On my way home from work (booooooo!) I was accosted on Euston station by someone who was pretty certainly Not A Londoner and clearly getting confused by the bumbling, buzzing chaos that is Euston station even when various upgrade works are not in progress (my dearios, I will not expatiate, but these have been sources of irk for several months to yr hedjog).
Anyway, we were standing under an unhelpful bit of signage saying 'Lift to Underground', but actual lift was far from obvious (this is why we constantly see people manhandling huge suitcases and large pushchairs on the escalators).
She wanted to get to the Underground. So I was, 'Euston? or Euston Square?' which is a question I think has to be asked.
We established that she wanted the Victoria Line, whereupon I pointed her (as she did not seem overburdened with luggage) towards the escalators.
***
Yet
another thing in that tiresomely ongoing series, Dept of Just Because You Haven't Heard Of A Thing, Doesn't Mean It Doesn't Or Didn't Exist. Though let's face it, Mark Lawson has serious form.
Abie’s Irish Rose, which was performed on Broadway 2,327 times in the 1920s - is also a family comedy turning on theological crises, in which a Jewish boy falls for a Catholic girl. Written by Anne Nichols, one of a number of American female dramatists who flourished in a period when they were almost unknown in Britain.
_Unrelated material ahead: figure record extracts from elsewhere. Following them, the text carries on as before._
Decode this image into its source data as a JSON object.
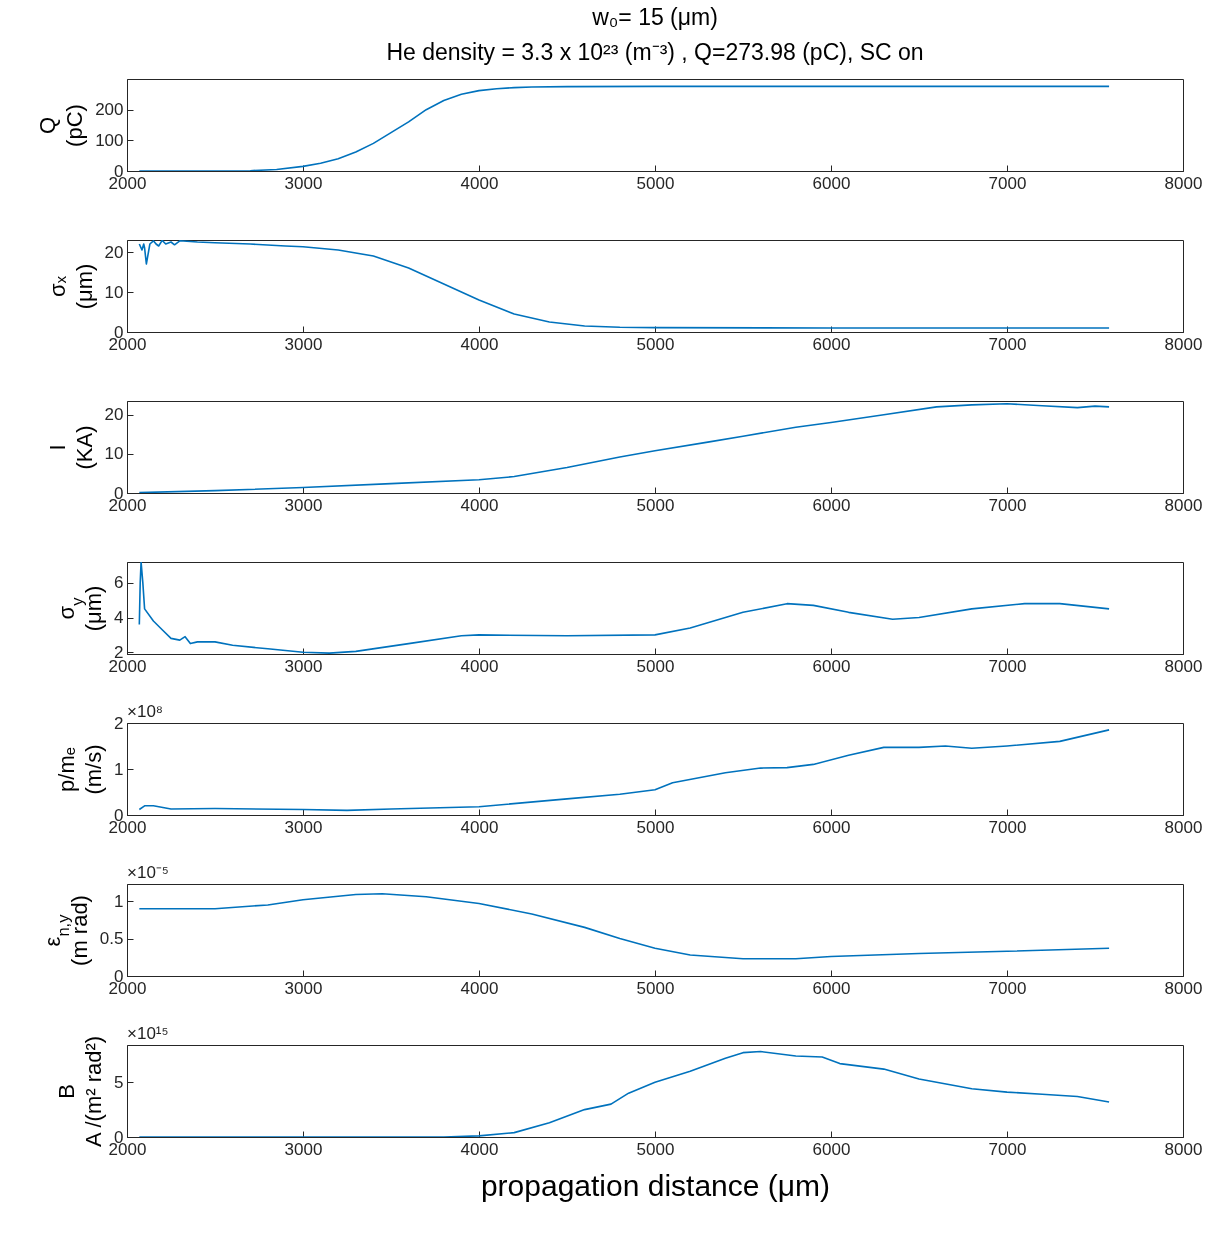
{
  "chart_data": [
    {
      "type": "line",
      "title": "w₀= 15 (μm)",
      "subtitle": "He density = 3.3 x 10²³ (m⁻³) , Q=273.98 (pC), SC on",
      "ylabel": "Q\n(pC)",
      "color": "#0072bd",
      "xlim": [
        2000,
        8000
      ],
      "xticks": [
        2000,
        3000,
        4000,
        5000,
        6000,
        7000,
        8000
      ],
      "ylim": [
        0,
        300
      ],
      "yticks": [
        0,
        100,
        200
      ],
      "grid": false,
      "x": [
        2070,
        2500,
        2700,
        2850,
        3000,
        3100,
        3200,
        3300,
        3400,
        3500,
        3600,
        3700,
        3800,
        3900,
        4000,
        4100,
        4200,
        4300,
        4500,
        5000,
        6000,
        7000,
        7580
      ],
      "values": [
        0,
        0,
        1,
        5,
        15,
        25,
        40,
        62,
        90,
        125,
        160,
        200,
        230,
        250,
        262,
        268,
        272,
        274,
        275,
        276,
        276,
        276,
        276
      ]
    },
    {
      "type": "line",
      "ylabel": "σₓ\n(μm)",
      "color": "#0072bd",
      "xlim": [
        2000,
        8000
      ],
      "xticks": [
        2000,
        3000,
        4000,
        5000,
        6000,
        7000,
        8000
      ],
      "ylim": [
        0,
        23
      ],
      "yticks": [
        0,
        10,
        20
      ],
      "grid": false,
      "x": [
        2070,
        2080,
        2085,
        2095,
        2100,
        2110,
        2130,
        2150,
        2165,
        2180,
        2200,
        2220,
        2250,
        2270,
        2300,
        2400,
        2500,
        2700,
        2900,
        3000,
        3200,
        3400,
        3600,
        3800,
        4000,
        4200,
        4400,
        4600,
        4800,
        5000,
        6000,
        7000,
        7580
      ],
      "values": [
        22,
        21,
        20.5,
        22,
        21,
        17,
        22,
        22.8,
        22,
        21.5,
        22.9,
        22,
        22.5,
        21.8,
        22.8,
        22.5,
        22.3,
        22,
        21.5,
        21.3,
        20.5,
        19,
        16,
        12,
        8,
        4.5,
        2.5,
        1.5,
        1.2,
        1.1,
        1,
        1,
        1
      ]
    },
    {
      "type": "line",
      "ylabel": "I\n(KA)",
      "color": "#0072bd",
      "xlim": [
        2000,
        8000
      ],
      "xticks": [
        2000,
        3000,
        4000,
        5000,
        6000,
        7000,
        8000
      ],
      "ylim": [
        0,
        23.5
      ],
      "yticks": [
        0,
        10,
        20
      ],
      "grid": false,
      "x": [
        2070,
        2500,
        3000,
        3500,
        4000,
        4200,
        4500,
        4800,
        5000,
        5300,
        5500,
        5800,
        6000,
        6300,
        6600,
        6800,
        7000,
        7200,
        7400,
        7500,
        7580
      ],
      "values": [
        0.1,
        0.6,
        1.4,
        2.4,
        3.4,
        4.2,
        6.5,
        9.2,
        10.8,
        13,
        14.5,
        16.8,
        18,
        20,
        22,
        22.5,
        22.8,
        22.3,
        21.8,
        22.2,
        22
      ]
    },
    {
      "type": "line",
      "ylabel": "σ$_{y}$\n(μm)",
      "color": "#0072bd",
      "xlim": [
        2000,
        8000
      ],
      "xticks": [
        2000,
        3000,
        4000,
        5000,
        6000,
        7000,
        8000
      ],
      "ylim": [
        1.9,
        7.2
      ],
      "yticks": [
        2,
        4,
        6
      ],
      "grid": false,
      "x": [
        2070,
        2075,
        2080,
        2090,
        2100,
        2150,
        2200,
        2250,
        2300,
        2330,
        2360,
        2400,
        2500,
        2600,
        2800,
        3000,
        3150,
        3300,
        3600,
        3900,
        4000,
        4500,
        5000,
        5200,
        5500,
        5750,
        5900,
        6100,
        6350,
        6500,
        6800,
        7100,
        7300,
        7580
      ],
      "values": [
        3.6,
        6,
        7.2,
        6,
        4.5,
        3.8,
        3.3,
        2.8,
        2.7,
        2.9,
        2.5,
        2.6,
        2.6,
        2.4,
        2.2,
        2,
        1.95,
        2.05,
        2.5,
        2.95,
        3,
        2.95,
        3,
        3.4,
        4.3,
        4.8,
        4.7,
        4.3,
        3.9,
        4,
        4.5,
        4.8,
        4.8,
        4.5
      ]
    },
    {
      "type": "line",
      "ylabel": "p/mₑ\n(m/s)",
      "color": "#0072bd",
      "annotations": [
        "×10⁸"
      ],
      "xlim": [
        2000,
        8000
      ],
      "xticks": [
        2000,
        3000,
        4000,
        5000,
        6000,
        7000,
        8000
      ],
      "ylim": [
        0,
        2
      ],
      "yticks": [
        0,
        1,
        2
      ],
      "grid": false,
      "x": [
        2070,
        2100,
        2150,
        2250,
        2500,
        3000,
        3250,
        3500,
        4000,
        4500,
        4800,
        5000,
        5100,
        5400,
        5600,
        5750,
        5900,
        6100,
        6300,
        6500,
        6650,
        6800,
        7000,
        7300,
        7580
      ],
      "values": [
        0.12,
        0.2,
        0.2,
        0.13,
        0.14,
        0.12,
        0.1,
        0.13,
        0.18,
        0.35,
        0.45,
        0.55,
        0.7,
        0.92,
        1.02,
        1.03,
        1.1,
        1.3,
        1.47,
        1.47,
        1.5,
        1.45,
        1.5,
        1.6,
        1.85
      ]
    },
    {
      "type": "line",
      "ylabel": "ε$_{n,y}$\n(m rad)",
      "color": "#0072bd",
      "annotations": [
        "×10⁻⁵"
      ],
      "xlim": [
        2000,
        8000
      ],
      "xticks": [
        2000,
        3000,
        4000,
        5000,
        6000,
        7000,
        8000
      ],
      "ylim": [
        0,
        1.23
      ],
      "yticks": [
        0,
        0.5,
        1
      ],
      "grid": false,
      "x": [
        2070,
        2500,
        2800,
        3000,
        3300,
        3450,
        3700,
        4000,
        4300,
        4600,
        4800,
        5000,
        5200,
        5500,
        5800,
        6000,
        6500,
        7000,
        7580
      ],
      "values": [
        0.9,
        0.9,
        0.95,
        1.02,
        1.09,
        1.1,
        1.06,
        0.97,
        0.83,
        0.65,
        0.5,
        0.37,
        0.28,
        0.23,
        0.23,
        0.26,
        0.3,
        0.33,
        0.37
      ]
    },
    {
      "type": "line",
      "ylabel": "B\nA /(m² rad²)",
      "xlabel": "propagation distance (μm)",
      "color": "#0072bd",
      "annotations": [
        "×10¹⁵"
      ],
      "xlim": [
        2000,
        8000
      ],
      "xticks": [
        2000,
        3000,
        4000,
        5000,
        6000,
        7000,
        8000
      ],
      "ylim": [
        0,
        8.4
      ],
      "yticks": [
        0,
        5
      ],
      "grid": false,
      "x": [
        2070,
        3800,
        4000,
        4200,
        4400,
        4600,
        4750,
        4850,
        5000,
        5200,
        5400,
        5500,
        5600,
        5800,
        5950,
        6050,
        6300,
        6500,
        6800,
        7000,
        7200,
        7400,
        7580
      ],
      "values": [
        0,
        0,
        0.1,
        0.4,
        1.3,
        2.5,
        3,
        4,
        5,
        6,
        7.2,
        7.7,
        7.8,
        7.4,
        7.3,
        6.7,
        6.2,
        5.3,
        4.4,
        4.1,
        3.9,
        3.7,
        3.2
      ]
    }
  ]
}
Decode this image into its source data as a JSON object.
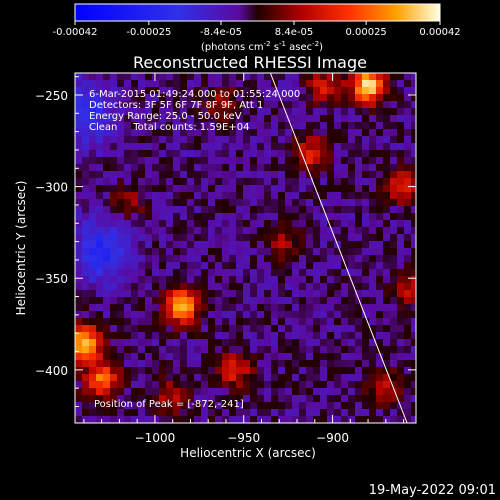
{
  "chart_data": {
    "type": "heatmap",
    "title": "Reconstructed RHESSI Image",
    "xlabel": "Heliocentric X (arcsec)",
    "ylabel": "Heliocentric Y (arcsec)",
    "xlim": [
      -1045,
      -853
    ],
    "ylim": [
      -429,
      -238
    ],
    "xticks": [
      -1000,
      -950,
      -900
    ],
    "yticks": [
      -250,
      -300,
      -350,
      -400
    ],
    "colorbar": {
      "ticks": [
        "-0.00042",
        "-0.00025",
        "-8.4e-05",
        "8.4e-05",
        "0.00025",
        "0.00042"
      ],
      "range": [
        -0.00042,
        0.00042
      ],
      "label_main": "(photons cm",
      "label_exp1": "-2",
      "label_mid": " s",
      "label_exp2": "-1",
      "label_end": " asec",
      "label_exp3": "-2",
      "label_close": ")"
    },
    "info_lines": [
      "6-Mar-2015 01:49:24.000 to 01:55:24.000",
      "Detectors: 3F 5F 6F 7F 8F 9F, Att 1",
      "Energy Range: 25.0 - 50.0 keV",
      "Clean     Total counts: 1.59E+04"
    ],
    "peak_label": "Position of Peak = [-872,-241]",
    "limb_line": [
      [
        -935,
        -238
      ],
      [
        -858,
        -429
      ]
    ],
    "hotspots": [
      {
        "x": -1040,
        "y": -385,
        "value": 0.0004
      },
      {
        "x": -880,
        "y": -245,
        "value": 0.00042
      },
      {
        "x": -985,
        "y": -365,
        "value": 0.00038
      },
      {
        "x": -912,
        "y": -282,
        "value": 0.0002
      },
      {
        "x": -905,
        "y": -245,
        "value": 0.00018
      },
      {
        "x": -1030,
        "y": -405,
        "value": 0.0003
      },
      {
        "x": -860,
        "y": -300,
        "value": 0.0002
      },
      {
        "x": -858,
        "y": -355,
        "value": 0.00016
      },
      {
        "x": -990,
        "y": -415,
        "value": 0.00016
      },
      {
        "x": -955,
        "y": -400,
        "value": 0.0002
      },
      {
        "x": -928,
        "y": -330,
        "value": 0.00014
      },
      {
        "x": -1015,
        "y": -308,
        "value": 0.00012
      },
      {
        "x": -962,
        "y": -255,
        "value": 0.00014
      },
      {
        "x": -870,
        "y": -410,
        "value": 0.00014
      }
    ],
    "coldspots": [
      {
        "x": -1030,
        "y": -335,
        "value": -0.0002
      },
      {
        "x": -1040,
        "y": -260,
        "value": -0.00018
      }
    ]
  },
  "footer": {
    "timestamp": "19-May-2022 09:01"
  }
}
Interwar British dramatists may not be my Mastermind special subject, but women writers of the period are, and without giving it much thought I can name at least 5 who had plays in the West End during the 1920s/30s: Cicely Hamilton, Marie Stopes (actually, I am not sure that in those days the Royal Court in Sloane Square would have counted as West End, but still, major London theatre, for her birth control play, Our Ostriches, not to mention her children's play, allegedly co-authored with her son Harry, Buckie's Bears, which I am under the impression became a bit of a Christmas season institution during the 1930s), GB Stern (her own The Man Who Pays The Piper besides dramatisations by other hands of her novels), Clemence Dane, and Dodie Smith. Codfish to Mr Lawson, stat. Not to mention, he does namecheck The Mousetrap but clearly is unacquainted with Dame Agatha's much longer career in theatre, dating back to the period in question.